IZZARD HAMLET NEW YORK
The Greenwich House Theater
27 Barrow St. at Seventh Ave. South
Tuesday – Sunday through March 16, $81-$125
Orpheum Theatre
126 Second Ave. between Seventh & Eighth Sts.
Tuesday – Sunday, March 19 – April 14
www.eddieizzardhamlet.com
Eddie Izzard doesn’t make things easy for herself.
In winter 2022–23, she presented a one-woman version of Charles Dickens’s Great Expectations at the Greenwich House Theater. The wonderful two-hour, two-act show was adapted by Izzard’s brother Mark and directed by Selina Cadell. Now the trio is taking on William Shakespeare’s classic revenge tragedy, Hamlet, with the full crew from the previous play. The production more than lives up to its great expectations.
Izzard once again is dressed in a goth steampunk outfit, designed by Tom Piper and Libby DaCosta, this time consisting of black boots, tight black leather pants, and a silvery black-and-green long peplum blazer over a neckline-revealing top. Piper’s set is a long, rectangular space with three narrow, vertical windows, recalling a room in a tower where damsels in distress are imprisoned as well as a room in a psychiatric facility where someone having difficulty with reality is treated. Tyler Elich’s lighting shifts among several emotional colors that shine through the windows and a panel running along the underside of the set’s ceiling.
Izzard casts an impressive figure onstage, appearing much bigger than her five-foot-seven frame. In a mesmerizing tour de force, she portrays twenty-three characters, including Prince Hamlet; the ghost of Hamlet’s father, the recently murdered king; Claudius, the king’s brother and Hamlet’s uncle, who now wears the crown; Gertrude, Hamlet’s mother who married her former brother-in-law before her husband’s body was cold; Hamlet’s best friend, Horatio; Hamlet’s true love, Ophelia; Ophelia’s father, Polonius, Claudius’s most trusted councilor; Laertes, Ophelia’s brother; and Fortinbras, the prince of Norway; in addition to the leader of a traveling theater company, two gravediggers, various Danish soldiers and courtiers, and others.
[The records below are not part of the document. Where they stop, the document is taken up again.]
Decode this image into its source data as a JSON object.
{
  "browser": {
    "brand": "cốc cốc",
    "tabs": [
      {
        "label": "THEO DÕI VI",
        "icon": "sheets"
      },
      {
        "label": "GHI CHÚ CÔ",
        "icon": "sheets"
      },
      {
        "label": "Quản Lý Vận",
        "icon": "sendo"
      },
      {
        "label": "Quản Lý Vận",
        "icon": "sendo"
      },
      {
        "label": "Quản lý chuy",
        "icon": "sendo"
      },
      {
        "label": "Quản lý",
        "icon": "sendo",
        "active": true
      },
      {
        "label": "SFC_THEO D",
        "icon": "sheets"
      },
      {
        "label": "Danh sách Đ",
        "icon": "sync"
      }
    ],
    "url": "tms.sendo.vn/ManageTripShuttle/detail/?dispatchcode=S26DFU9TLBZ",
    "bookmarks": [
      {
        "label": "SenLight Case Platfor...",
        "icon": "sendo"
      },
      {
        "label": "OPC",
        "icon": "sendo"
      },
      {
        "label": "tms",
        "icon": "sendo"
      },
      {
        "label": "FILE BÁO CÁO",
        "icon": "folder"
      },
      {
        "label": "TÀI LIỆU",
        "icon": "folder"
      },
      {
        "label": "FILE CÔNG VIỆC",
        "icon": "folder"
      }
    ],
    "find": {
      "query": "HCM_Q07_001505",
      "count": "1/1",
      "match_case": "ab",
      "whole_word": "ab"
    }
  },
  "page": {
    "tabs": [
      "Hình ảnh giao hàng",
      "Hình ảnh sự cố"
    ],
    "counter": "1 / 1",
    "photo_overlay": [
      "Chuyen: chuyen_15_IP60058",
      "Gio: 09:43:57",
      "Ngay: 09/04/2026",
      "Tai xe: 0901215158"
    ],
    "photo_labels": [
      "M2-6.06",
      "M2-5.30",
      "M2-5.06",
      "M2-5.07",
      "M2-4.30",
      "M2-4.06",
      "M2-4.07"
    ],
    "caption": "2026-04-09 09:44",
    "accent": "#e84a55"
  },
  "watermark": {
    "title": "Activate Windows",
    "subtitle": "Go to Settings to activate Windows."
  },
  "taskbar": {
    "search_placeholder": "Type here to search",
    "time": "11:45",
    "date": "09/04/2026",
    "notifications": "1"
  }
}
There are no costume changes; when shifting between characters, Izzard slightly alters her voice and position onstage, running back and forth, twisting her body, or adjusting her posture. But she brings down the house with Rosencrantz and Guildenstern, for whom she uses her hands when they speak, the effect enhanced by the deep red polish on her fingernails. (Just wait till you see how she deals with a fencing duel; the movement direction is by Didi Hopkins.)
Izzard delivers all the famous monologues (“O, that this too too solid flesh would melt,” “To be, or not to be,” “O, what a rogue and peasant slave am I!” et al.) beautifully, lending each line its own nuance; it is never mere recitation. The few times Izzard, who is dyslexic, stumbled over a word or two, she quickly corrected it, displaying that she is in complete command of not only the text but what it means. The lack of props enhanced the power of the language and the intricacies of the plot. At one point, when a loud, distracting crinkling noise could be heard in the mezzanine, Izzard, in stride, directed a laserlike gaze at the perpetrator without missing a beat. She also occasionally ambles determinedly offstage, wandering through the aisles, making eye contact with the crowd as Hamlet shares his foibles.
The Aden-born Izzard is best known as a comedian, which might explain some of the inappropriate laughter intermittently coming from a handful of audience members the night I went. There are some very funny moments, but overall it’s a pretty serious drama.
In the last nine years, I’ve seen ten productions of and/or involving Hamlet, ranging from a German avant-garde version at BAM and an intense intellectual staging at Park Avenue Armory to a modern-day BIPOC update at the Public and on Broadway and a wildly unpredictable and flatulent interpretation at Japan Society.
Izzard Hamlet New York is another memorable adaptation to add to the ever-growing list.